I get the appeal of wearing a mechanical watch over a digital one for intangible reasons, but at the end of the day if we're talking about practical benefits on an expedition they're all here. Also, the non-solar and non-radio version of that watch is Space Filght certified(radio sync and solar charging would be pretty pointless in space..) for the ultimate expedition, just like the Moonwatch.
 
#59
(Doomsday spoiler)

There is one thing all digital and Quartz watches are susceptible to: EMP.

Of course at that point you may have other priorities to concern yourself with.

Actually that digital reminds me of the Seiko Quartz chronograph. I believe they made the worlds first and some were used in the original Alien movie. That would also be a good choice, and has 1/10 second resolution.

Casio was one of our sponsors and I had a titanium digital with radio etc. the logo was a mountainside but I don’t remember the name. I wore it for the trip but sold it after. Might have been the arctic circle.

But that intangible is there for me- I need a machine on my wrist, even if it’s a quartz controlled one, rather than a digital with zero moving parts. It’s a watch thing.
 
#60
(Doomsday spoiler)

There is one thing all digital and Quartz watches are susceptible to: EMP.

Of course at that point you may have other priorities to concern yourself with.
First of all, the EMP argument is unlikely and ridiculous. Second, it's actually pretty unlikely that small electronics like digital watches would be effected by an EMP(but most preppers don't bother to learn about the science behind EMPs, just electronics=bad).

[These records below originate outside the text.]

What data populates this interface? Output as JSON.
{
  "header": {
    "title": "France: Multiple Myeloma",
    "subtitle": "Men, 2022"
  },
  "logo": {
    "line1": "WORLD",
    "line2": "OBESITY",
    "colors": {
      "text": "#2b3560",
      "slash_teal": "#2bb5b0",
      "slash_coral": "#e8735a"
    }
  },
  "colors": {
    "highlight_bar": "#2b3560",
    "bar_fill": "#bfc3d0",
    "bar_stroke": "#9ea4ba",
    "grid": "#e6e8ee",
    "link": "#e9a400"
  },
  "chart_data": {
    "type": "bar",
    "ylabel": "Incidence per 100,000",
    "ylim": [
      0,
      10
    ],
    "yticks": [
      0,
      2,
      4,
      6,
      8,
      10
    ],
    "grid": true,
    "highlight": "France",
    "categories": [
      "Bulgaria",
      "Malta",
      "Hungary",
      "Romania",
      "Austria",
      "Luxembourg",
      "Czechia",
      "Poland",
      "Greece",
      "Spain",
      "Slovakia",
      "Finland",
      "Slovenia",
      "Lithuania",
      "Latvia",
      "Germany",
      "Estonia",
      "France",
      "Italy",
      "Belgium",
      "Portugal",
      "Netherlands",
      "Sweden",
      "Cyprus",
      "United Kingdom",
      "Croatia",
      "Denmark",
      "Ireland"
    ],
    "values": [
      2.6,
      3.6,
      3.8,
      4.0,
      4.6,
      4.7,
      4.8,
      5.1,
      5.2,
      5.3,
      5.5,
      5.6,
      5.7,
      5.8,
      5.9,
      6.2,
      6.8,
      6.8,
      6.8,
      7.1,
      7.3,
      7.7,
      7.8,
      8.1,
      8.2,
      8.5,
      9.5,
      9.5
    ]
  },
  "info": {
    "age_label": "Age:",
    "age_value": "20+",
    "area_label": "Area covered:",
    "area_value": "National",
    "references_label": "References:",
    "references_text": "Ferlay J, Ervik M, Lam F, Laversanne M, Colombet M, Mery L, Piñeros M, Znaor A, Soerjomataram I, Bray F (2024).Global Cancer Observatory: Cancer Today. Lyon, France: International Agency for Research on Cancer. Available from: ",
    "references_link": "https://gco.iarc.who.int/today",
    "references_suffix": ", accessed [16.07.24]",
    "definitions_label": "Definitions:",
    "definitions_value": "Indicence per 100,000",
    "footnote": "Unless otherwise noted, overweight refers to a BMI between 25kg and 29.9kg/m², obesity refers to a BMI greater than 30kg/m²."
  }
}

But that intangible is there for me- I need a machine on my wrist, even if it’s a quartz controlled one, rather than a digital with zero moving parts. It’s a watch thing.
I get that and I'm the same way. I only really wear my G-Shock when the size and weight are beneficial, the other 99% of the time it's my SKX. Just, if we're practically saying what the *best* watch is for an expedition and not the watch we would most want to wear on an expedition. There's no real practical benefit to mechanical watches at this point(and that's okay, I wouldn't have anything else either.